The stunning turnout of younger and newer voters not only helps account for Senator Obama's victory but for Governor Huckabee's victory as well. Senator Obama, as well as Governor Huckabee, have unusual resonance with young voters. They act, talk, and look young (they are both, in fact, the youngest candidates running in their respective parties). They make regular jokes on the stump, they frequent late night talk shows, and they embrace youth popular culture (Obama with Oprah; Huckabee with his electric guitar and Chuck Norris ads). While some of these things may seem superficial, they make young voters think: "Wow. This is someone who seems like they could know what I'm feeling and thinking right now. These people look like they were dealing with my issues not that long ago."

The bitter partisanship, red state/blue state divisions, and negative attacks prevailing in the last decade is all most young people know of American politics, because that's all they have experienced.
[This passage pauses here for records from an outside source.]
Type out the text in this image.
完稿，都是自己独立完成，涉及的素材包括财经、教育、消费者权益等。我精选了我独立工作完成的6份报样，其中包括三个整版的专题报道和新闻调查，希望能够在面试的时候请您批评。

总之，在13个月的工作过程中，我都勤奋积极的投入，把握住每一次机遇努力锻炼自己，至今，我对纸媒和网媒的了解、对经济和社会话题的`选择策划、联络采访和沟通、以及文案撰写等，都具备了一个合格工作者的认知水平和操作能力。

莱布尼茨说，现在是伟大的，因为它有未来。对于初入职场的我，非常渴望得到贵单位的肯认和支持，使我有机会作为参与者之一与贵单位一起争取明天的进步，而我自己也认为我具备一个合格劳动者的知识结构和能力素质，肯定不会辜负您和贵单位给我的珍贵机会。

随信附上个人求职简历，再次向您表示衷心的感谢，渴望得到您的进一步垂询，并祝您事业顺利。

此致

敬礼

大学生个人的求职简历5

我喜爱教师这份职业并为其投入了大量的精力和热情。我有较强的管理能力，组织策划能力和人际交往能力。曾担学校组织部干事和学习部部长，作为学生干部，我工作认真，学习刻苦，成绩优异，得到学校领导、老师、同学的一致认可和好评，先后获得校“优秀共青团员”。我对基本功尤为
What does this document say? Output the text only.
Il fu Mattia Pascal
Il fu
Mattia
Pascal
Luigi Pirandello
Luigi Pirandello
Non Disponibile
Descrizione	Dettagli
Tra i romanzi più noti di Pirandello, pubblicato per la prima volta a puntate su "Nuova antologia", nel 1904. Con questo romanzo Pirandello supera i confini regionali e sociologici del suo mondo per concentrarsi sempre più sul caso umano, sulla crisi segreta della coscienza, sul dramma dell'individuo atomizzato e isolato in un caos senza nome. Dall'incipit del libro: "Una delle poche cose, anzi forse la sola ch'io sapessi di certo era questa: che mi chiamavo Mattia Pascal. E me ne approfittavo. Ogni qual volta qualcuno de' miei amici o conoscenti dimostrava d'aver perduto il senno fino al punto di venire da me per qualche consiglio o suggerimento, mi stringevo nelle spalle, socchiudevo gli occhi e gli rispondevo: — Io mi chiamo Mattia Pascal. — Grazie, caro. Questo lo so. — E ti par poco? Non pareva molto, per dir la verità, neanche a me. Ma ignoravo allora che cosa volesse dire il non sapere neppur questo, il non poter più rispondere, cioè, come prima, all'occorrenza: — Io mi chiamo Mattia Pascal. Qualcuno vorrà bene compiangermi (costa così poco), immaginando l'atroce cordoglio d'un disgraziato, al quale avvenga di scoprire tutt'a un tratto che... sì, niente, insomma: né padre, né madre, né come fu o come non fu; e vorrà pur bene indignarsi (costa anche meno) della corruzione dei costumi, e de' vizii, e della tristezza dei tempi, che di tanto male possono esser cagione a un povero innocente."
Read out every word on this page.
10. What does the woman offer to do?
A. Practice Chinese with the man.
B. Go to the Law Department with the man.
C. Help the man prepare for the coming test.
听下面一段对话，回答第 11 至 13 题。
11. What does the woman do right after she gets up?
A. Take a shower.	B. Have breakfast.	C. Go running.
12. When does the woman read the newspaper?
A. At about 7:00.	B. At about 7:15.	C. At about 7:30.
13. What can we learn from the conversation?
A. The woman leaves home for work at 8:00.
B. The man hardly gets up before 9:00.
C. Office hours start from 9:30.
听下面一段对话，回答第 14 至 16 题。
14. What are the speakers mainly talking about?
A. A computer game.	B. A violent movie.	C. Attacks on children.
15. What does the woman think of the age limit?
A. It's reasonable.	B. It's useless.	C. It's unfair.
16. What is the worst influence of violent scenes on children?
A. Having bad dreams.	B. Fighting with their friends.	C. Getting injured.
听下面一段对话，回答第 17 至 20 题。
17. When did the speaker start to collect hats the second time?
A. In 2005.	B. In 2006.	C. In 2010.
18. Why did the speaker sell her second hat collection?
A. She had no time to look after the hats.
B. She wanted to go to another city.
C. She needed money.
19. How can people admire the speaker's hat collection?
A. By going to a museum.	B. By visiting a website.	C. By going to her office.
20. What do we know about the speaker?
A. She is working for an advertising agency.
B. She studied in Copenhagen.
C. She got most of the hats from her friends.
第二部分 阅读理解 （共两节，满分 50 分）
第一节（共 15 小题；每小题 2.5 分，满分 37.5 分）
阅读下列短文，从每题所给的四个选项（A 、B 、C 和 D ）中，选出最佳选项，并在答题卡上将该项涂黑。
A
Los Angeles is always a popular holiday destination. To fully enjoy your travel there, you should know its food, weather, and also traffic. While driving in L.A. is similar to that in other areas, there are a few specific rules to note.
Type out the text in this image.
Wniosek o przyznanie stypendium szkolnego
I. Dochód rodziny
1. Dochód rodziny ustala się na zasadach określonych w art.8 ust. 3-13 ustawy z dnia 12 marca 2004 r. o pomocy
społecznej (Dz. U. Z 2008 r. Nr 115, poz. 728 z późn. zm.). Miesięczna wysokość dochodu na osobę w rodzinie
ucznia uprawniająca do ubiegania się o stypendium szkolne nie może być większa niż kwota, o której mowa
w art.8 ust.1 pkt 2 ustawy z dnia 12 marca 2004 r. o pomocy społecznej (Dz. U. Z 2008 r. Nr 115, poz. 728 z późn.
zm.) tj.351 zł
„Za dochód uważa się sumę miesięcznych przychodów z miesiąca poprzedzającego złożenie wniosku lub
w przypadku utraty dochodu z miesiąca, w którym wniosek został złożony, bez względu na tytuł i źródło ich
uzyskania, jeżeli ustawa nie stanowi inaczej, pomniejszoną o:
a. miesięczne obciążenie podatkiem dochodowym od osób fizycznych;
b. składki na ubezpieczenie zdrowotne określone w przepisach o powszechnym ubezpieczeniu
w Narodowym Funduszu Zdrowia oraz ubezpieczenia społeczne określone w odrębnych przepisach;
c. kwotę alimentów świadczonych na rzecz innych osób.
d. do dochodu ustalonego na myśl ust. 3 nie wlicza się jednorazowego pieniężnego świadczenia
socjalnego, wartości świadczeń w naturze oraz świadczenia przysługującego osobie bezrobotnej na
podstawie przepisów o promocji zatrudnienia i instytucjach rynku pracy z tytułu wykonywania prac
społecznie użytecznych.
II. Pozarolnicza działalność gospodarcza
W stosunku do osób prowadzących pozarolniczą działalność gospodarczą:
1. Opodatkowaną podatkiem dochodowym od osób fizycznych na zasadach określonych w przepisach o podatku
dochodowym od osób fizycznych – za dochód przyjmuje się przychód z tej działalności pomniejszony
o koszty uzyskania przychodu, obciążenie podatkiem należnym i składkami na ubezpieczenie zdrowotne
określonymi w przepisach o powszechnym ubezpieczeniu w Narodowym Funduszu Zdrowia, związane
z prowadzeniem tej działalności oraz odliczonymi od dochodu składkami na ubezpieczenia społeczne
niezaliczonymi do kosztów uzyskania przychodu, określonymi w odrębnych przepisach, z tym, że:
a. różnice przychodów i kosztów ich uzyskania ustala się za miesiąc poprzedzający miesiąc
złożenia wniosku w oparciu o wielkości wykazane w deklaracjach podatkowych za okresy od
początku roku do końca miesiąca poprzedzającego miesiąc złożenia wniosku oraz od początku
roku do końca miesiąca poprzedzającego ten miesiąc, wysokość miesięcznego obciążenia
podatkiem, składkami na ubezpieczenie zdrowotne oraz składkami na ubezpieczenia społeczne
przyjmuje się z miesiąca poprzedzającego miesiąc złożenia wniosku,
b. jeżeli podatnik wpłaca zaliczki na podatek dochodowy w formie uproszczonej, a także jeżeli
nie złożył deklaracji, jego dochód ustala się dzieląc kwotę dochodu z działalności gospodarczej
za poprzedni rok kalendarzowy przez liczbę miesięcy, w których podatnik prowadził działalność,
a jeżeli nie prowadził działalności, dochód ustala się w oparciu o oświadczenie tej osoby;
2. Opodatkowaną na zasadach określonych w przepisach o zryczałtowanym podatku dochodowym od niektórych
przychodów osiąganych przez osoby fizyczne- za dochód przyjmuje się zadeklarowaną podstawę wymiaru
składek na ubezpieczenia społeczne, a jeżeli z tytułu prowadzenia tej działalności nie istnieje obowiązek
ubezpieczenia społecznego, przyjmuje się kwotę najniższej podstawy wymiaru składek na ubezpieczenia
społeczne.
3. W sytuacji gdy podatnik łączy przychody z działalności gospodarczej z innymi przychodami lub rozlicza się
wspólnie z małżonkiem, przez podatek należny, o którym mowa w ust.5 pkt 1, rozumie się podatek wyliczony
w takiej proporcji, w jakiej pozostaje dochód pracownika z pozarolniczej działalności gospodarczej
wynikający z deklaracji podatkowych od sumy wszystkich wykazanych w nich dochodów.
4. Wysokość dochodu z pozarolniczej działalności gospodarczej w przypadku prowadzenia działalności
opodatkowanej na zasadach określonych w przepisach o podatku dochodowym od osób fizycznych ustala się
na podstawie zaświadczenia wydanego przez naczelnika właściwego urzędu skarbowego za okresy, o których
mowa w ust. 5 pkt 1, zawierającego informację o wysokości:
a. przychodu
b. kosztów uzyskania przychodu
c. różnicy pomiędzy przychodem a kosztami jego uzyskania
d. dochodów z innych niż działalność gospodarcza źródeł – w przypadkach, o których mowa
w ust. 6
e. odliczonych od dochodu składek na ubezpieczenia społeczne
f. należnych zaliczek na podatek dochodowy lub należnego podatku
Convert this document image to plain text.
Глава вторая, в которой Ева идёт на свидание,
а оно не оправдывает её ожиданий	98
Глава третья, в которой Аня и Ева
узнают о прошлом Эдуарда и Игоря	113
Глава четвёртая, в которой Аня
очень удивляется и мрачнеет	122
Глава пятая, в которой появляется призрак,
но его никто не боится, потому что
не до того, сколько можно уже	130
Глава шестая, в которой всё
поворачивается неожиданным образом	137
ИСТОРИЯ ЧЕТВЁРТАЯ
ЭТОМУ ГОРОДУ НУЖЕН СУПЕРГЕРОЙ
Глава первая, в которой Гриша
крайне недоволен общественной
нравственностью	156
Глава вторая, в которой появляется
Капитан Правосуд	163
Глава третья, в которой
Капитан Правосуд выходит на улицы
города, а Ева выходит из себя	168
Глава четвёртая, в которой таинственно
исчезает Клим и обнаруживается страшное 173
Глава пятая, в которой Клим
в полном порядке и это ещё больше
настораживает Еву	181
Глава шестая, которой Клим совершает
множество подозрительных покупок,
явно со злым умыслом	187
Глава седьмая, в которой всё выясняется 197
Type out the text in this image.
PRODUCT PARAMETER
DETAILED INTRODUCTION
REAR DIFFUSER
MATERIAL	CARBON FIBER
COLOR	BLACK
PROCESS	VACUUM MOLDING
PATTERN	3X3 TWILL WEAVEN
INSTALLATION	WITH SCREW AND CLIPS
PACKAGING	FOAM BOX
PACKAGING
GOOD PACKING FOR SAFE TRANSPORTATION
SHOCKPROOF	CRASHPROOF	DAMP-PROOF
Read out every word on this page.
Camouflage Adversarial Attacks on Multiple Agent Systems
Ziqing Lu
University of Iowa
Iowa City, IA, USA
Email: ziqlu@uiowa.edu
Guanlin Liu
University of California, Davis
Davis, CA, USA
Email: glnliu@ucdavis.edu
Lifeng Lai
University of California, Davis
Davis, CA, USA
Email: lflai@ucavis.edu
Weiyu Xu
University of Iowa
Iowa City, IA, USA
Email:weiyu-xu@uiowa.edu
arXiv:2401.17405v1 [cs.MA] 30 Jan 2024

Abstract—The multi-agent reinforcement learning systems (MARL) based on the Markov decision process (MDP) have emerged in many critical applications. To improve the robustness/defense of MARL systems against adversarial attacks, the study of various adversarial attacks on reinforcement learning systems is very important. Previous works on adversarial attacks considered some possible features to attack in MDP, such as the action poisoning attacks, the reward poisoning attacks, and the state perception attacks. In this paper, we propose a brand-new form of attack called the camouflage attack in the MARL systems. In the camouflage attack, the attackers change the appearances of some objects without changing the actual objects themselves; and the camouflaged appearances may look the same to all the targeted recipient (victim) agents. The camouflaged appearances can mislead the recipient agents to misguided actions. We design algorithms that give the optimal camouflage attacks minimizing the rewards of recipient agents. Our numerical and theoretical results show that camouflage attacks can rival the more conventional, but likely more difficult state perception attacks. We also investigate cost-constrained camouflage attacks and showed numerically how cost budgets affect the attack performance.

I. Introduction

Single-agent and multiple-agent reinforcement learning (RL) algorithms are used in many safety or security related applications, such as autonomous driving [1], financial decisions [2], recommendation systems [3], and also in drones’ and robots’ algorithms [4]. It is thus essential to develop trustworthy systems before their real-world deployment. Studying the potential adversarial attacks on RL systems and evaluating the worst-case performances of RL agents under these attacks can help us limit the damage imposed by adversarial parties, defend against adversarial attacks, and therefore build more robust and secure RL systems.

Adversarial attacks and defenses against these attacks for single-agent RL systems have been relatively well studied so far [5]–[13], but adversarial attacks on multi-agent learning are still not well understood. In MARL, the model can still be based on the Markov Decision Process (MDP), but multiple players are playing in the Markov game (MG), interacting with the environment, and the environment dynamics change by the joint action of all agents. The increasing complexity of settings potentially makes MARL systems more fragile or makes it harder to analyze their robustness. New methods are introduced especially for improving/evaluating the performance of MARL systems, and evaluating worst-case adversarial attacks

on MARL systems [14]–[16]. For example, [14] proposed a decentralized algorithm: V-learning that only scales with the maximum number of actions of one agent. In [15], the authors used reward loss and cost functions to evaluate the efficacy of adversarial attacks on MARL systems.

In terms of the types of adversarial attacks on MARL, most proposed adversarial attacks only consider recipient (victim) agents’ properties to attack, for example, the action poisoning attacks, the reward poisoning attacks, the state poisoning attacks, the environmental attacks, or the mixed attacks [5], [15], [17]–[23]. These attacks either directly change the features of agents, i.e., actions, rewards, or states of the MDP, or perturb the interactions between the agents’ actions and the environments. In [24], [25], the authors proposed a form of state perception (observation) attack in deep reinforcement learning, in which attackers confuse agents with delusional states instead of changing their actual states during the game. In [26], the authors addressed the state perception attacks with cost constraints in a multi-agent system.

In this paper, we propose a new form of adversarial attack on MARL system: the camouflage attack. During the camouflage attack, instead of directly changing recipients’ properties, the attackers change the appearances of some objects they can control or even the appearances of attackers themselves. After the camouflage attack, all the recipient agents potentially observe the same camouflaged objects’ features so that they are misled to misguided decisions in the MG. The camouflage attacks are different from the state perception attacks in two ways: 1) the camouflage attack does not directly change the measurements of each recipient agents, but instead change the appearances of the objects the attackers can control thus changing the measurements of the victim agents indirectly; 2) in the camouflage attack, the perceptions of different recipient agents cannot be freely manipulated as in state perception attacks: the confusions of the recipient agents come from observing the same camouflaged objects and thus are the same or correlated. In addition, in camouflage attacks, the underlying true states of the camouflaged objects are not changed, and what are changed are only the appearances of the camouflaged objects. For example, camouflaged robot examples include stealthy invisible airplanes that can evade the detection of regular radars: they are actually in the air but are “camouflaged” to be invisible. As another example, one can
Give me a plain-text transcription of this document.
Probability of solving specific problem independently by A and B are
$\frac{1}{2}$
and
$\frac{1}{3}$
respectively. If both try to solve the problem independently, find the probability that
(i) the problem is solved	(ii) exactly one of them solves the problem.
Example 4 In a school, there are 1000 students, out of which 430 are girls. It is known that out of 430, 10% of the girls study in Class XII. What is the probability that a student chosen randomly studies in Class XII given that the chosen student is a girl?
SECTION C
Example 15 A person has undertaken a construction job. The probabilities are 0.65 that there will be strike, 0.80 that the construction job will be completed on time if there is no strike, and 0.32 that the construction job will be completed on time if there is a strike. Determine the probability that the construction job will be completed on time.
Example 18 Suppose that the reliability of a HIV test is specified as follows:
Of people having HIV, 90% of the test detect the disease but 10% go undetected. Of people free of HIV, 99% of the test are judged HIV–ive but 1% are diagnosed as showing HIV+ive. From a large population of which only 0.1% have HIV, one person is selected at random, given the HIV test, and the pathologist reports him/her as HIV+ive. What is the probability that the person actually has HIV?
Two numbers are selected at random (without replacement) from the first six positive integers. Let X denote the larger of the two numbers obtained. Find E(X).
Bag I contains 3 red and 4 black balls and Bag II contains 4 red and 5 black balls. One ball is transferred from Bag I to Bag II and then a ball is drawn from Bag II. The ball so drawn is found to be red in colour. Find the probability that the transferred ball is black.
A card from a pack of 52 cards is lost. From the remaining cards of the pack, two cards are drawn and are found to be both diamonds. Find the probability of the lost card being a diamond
So it is no surprise that young people have rejected that road. Now that people like Obama and Huckabee are running as agents of change and as outsiders who are "sick of the partisanship and gridlock in Washington," they are inspirational to young voters.

My generation has been much more active and passionate about political and social issues than most older generation experts appreciate. From Darfur to the environment to many other causes, 17-30 year-olds are very engaged. But they have shied away from electoral politics in part because of the poisoned prevailing winds of partisanship. Now that is changing, and young people are both driving that change and responding to it.

Obama chief strategist David Axelrod and later Obama himself acknowledged the role of young people in Iowa. Unlike Howard Dean's campaign in 2004, which excited large numbers of young people, this time young organizers came to Iowa, worked hard and smart, and actually turned out their peers and many others to vote in the caucuses. They are doing the same thing in New Hampshire, which is why Obama started his Saturday jam-packed campaign rally in Nashua by introducing his youth volunteers. This gives young voters another great reward: national recognition for the role they are playing in the political process-something that in large part the media has missed. After his victory Obama's declared, "It's fair to say that some were skeptical," that young voters would turn out, then adding "It's a sign of what's going to happen in the country."

This dramatic youth voter turnout is actually part of a long-term trend. Although the mainstream media seemed disappointed with youth turnout in 2004, it was actually up 11 percent over 2000. And in the 2006 mid-term elections, the youth vote increased dramatically over the comparable 2002 mid-terms.

It is, of course, too early to tell if young voters will sustain the enthusiasm and momentum they exhibited in Iowa throughout the rest of this campaign, but it's looking good so far. Young voters have the most at stake in this election. It is we who have the longest to live with the consequences of decisions ranging from whether to stay or withdraw from Iraq to how to respond to global climate change to how to invest in our future to how to live in a globalized world.

From all my travels around the country in the course of making and showing my film (18 in '08), I think young people know that 2008 is the year when they will make history. In Iowa, they already have.